# ford 4000 front spindles update



## sieg (Oct 8, 2012)

well I installed the new right front spindle drove it all over for a week then picked up half a bucket of gravel turned right and broke the new spindle. this time the upper shaft snapped at the elbow. I rebuilt all bearing and seals. spindle was chinese. could my steering be out of adjustment and be causing this. I have had this tractor over a year and loaded plenty of dirt and gravel before with no problems. I inspected left spindle it looks fine. I am at a loss. checking on warranty on spindle today then ordering parts any help would be great thanks


----------



## Big_T (Dec 1, 2011)

You would think the Chinese could match Ford's metallurgy standards that are 50+ years old. If you cannot get a warranty replacement, I would try to find one manufactured in the US. Probably at your CNH dealer ($$$$).

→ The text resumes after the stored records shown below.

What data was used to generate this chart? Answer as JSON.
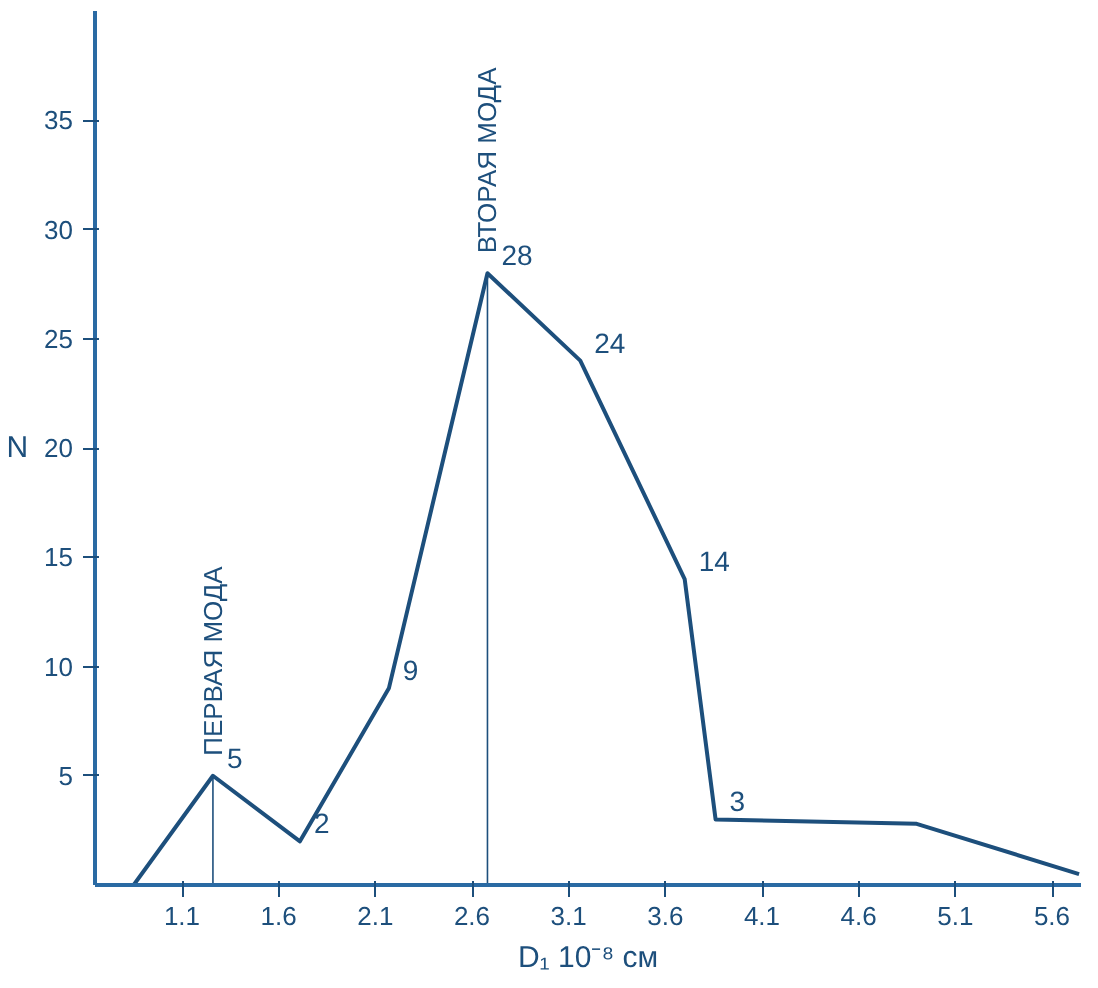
{
  "chart_data": {
    "type": "line",
    "xlabel": "D₁ 10⁻⁸ см",
    "ylabel": "N",
    "x": [
      0.85,
      1.26,
      1.71,
      2.17,
      2.68,
      3.16,
      3.7,
      3.86,
      4.9,
      5.74
    ],
    "values": [
      0,
      5,
      2,
      9,
      28,
      24,
      14,
      3,
      2.8,
      0.5
    ],
    "value_labels": [
      null,
      "5",
      "2",
      "9",
      "28",
      "24",
      "14",
      "3",
      null,
      null
    ],
    "color": "#1d4f7c",
    "xlim": [
      0.65,
      5.75
    ],
    "ylim": [
      0,
      40
    ],
    "xticks": [
      1.1,
      1.6,
      2.1,
      2.6,
      3.1,
      3.6,
      4.1,
      4.6,
      5.1,
      5.6
    ],
    "yticks": [
      5,
      10,
      15,
      20,
      25,
      30,
      35
    ],
    "grid": false,
    "marker": "none",
    "line_style": "solid",
    "annotations": [
      {
        "text": "ПЕРВАЯ МОДА",
        "x": 1.26,
        "y": 5
      },
      {
        "text": "ВТОРАЯ МОДА",
        "x": 2.68,
        "y": 28
      }
    ]
  }
}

You do have truck tires on the front end, and probably have the rims reversed to keep the tires from rubbing. Lots of guys do this with loaders, but it is a higher stress situation.


----------



## sieg (Oct 8, 2012)

here is a pic opinions??


----------



## sieg (Oct 8, 2012)

tractor express warrantied the part got it yesterday this one says made in USA. maybe my comment of chinese junk was taken seriously


----------



## stickerpicker (Sep 16, 2003)

Dang I'd hate to have that happen roading on a 2 lane highway and meet another vehicle at that time. Glad you found some good safe parts.


----------



## sieg (Oct 8, 2012)

stickerpicker said:


> Dang I'd hate to have that happen roading on a 2 lane highway and meet another vehicle at that time. Glad you found some good safe parts.


I had drove it 40 minutes on back roads right before it happened it felt fine


----------